A Legacy of Conservation
That deep connection to the landscape shaped more than just the ranch — it helped mold one of the West’s most influential conservation leaders. John Turner, Kathryn’s father and Robert’s uncle, grew up at Triangle X before serving for two decades in the Wyoming Legislature, then as Director of the U.S. Fish and Wildlife Service, and later as Assistant Secretary of State for Oceans and International Environmental Affairs.
His impact on American conservation was immense — Turner helped reintroduce gray wolves to Yellowstone, expanded the National Wildlife Refuge System and helped protect more land than any individual since Theodore Roosevelt. “His passion for wildlife and wild places came directly from his life at the ranch,” Kathryn said. “The values of stewardship, respect, and connection to the land — those were instilled in him here.”
One Hundred Years of Home
Today, Triangle X stands as the last remaining operating dude ranch inside a national park, an unbroken thread tying modern visitors to the rugged pioneers who carved a life from this wild valley.

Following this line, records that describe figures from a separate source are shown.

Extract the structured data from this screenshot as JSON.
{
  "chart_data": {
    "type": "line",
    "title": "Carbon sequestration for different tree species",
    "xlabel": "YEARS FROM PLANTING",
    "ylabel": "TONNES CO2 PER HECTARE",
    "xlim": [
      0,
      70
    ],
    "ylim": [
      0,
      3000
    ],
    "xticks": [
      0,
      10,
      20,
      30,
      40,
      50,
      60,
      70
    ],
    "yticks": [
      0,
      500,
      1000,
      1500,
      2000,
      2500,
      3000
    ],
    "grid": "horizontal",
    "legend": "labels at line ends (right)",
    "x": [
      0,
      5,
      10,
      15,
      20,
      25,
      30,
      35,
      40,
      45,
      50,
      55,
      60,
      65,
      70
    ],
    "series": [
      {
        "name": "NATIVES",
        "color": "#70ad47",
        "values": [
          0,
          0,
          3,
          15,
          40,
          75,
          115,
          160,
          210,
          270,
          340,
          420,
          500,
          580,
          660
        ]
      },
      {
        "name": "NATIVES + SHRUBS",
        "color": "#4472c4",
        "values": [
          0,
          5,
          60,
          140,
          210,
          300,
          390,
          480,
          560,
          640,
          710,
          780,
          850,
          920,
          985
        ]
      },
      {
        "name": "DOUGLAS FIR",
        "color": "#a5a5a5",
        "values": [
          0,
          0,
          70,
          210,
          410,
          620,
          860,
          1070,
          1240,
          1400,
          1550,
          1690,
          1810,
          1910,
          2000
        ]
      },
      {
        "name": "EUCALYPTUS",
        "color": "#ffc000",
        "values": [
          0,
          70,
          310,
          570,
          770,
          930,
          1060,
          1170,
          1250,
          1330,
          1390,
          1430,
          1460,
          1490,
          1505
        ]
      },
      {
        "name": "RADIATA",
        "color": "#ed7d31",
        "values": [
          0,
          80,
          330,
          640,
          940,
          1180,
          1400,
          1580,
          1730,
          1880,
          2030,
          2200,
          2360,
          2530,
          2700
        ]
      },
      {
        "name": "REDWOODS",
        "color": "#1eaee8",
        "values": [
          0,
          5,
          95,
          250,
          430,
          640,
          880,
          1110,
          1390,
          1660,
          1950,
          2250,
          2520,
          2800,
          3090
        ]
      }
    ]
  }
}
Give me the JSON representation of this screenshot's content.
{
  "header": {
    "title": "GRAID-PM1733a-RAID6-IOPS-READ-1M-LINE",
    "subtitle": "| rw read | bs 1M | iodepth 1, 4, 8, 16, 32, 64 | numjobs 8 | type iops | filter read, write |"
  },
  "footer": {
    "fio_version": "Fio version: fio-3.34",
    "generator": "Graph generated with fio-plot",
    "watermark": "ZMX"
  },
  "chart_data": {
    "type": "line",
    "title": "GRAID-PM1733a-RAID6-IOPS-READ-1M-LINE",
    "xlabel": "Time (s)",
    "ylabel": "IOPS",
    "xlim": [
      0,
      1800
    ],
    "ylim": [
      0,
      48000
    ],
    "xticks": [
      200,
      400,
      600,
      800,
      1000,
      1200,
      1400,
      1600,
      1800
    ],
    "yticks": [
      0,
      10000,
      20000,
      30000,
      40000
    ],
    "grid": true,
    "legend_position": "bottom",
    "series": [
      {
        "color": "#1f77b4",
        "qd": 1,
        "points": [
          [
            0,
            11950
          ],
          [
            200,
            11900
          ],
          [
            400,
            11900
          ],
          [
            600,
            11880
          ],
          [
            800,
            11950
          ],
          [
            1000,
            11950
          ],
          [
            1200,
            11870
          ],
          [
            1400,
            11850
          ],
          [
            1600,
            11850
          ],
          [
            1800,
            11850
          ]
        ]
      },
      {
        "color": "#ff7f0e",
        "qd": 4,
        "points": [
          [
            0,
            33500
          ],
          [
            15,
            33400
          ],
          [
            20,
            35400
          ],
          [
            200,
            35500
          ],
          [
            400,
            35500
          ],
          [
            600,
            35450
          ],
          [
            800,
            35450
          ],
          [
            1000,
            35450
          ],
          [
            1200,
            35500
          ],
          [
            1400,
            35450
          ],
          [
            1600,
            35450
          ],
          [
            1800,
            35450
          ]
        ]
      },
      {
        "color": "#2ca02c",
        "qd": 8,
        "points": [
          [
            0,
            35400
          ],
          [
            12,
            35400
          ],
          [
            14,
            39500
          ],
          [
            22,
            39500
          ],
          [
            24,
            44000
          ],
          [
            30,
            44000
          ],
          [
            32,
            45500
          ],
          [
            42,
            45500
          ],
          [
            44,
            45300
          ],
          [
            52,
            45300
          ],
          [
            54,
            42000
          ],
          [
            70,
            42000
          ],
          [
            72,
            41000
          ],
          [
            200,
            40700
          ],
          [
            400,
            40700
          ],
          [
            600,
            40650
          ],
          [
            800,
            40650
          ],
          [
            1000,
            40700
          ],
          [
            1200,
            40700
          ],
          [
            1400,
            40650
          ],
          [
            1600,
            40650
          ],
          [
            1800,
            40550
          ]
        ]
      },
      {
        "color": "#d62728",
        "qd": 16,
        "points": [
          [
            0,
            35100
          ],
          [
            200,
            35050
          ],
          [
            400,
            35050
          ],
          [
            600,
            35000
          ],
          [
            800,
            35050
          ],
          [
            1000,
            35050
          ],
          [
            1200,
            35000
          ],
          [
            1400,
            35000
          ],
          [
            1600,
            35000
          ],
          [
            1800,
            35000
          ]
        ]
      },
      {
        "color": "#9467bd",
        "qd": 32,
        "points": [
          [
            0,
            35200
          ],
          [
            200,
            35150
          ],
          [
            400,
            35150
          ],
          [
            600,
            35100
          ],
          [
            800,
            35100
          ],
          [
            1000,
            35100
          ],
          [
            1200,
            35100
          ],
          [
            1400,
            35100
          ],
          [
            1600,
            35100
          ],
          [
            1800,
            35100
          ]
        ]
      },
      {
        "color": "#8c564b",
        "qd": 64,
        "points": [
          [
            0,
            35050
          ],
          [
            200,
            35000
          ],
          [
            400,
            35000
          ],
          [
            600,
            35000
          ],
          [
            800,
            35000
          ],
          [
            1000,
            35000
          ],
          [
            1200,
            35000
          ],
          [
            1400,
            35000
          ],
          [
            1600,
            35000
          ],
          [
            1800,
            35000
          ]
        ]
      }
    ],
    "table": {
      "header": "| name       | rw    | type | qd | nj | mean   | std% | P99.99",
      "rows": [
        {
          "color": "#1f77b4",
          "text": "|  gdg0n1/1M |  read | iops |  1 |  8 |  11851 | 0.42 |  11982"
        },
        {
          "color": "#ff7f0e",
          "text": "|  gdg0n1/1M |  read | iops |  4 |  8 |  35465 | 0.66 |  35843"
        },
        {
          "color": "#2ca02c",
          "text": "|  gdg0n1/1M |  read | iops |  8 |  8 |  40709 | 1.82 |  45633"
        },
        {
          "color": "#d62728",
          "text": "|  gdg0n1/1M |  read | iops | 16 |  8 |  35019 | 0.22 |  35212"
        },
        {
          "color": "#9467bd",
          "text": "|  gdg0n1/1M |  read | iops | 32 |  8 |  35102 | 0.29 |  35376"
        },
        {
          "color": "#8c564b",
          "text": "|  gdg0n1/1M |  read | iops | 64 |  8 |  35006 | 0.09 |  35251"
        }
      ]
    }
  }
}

For Kathryn and Robert, the centennial isn’t just a celebration — it’s a reminder. “It’s the result of a lot of effort by a lot of people — our ancestors, our staff, and our guests,” Kathryn said. “We’ve been blessed to be stewards of this one extraordinary place.”
Robert agreed. “For me, it means the world,” he said. “We were handed a recipe that works — hard work, family and respect for the land. There’s no reason to change it.”
As the sun sets behind the Tetons and the horses graze along the river, Triangle X remains what it had always been — a home forged from resilience, rooted in passion and forever intertwined with the land that made it possible.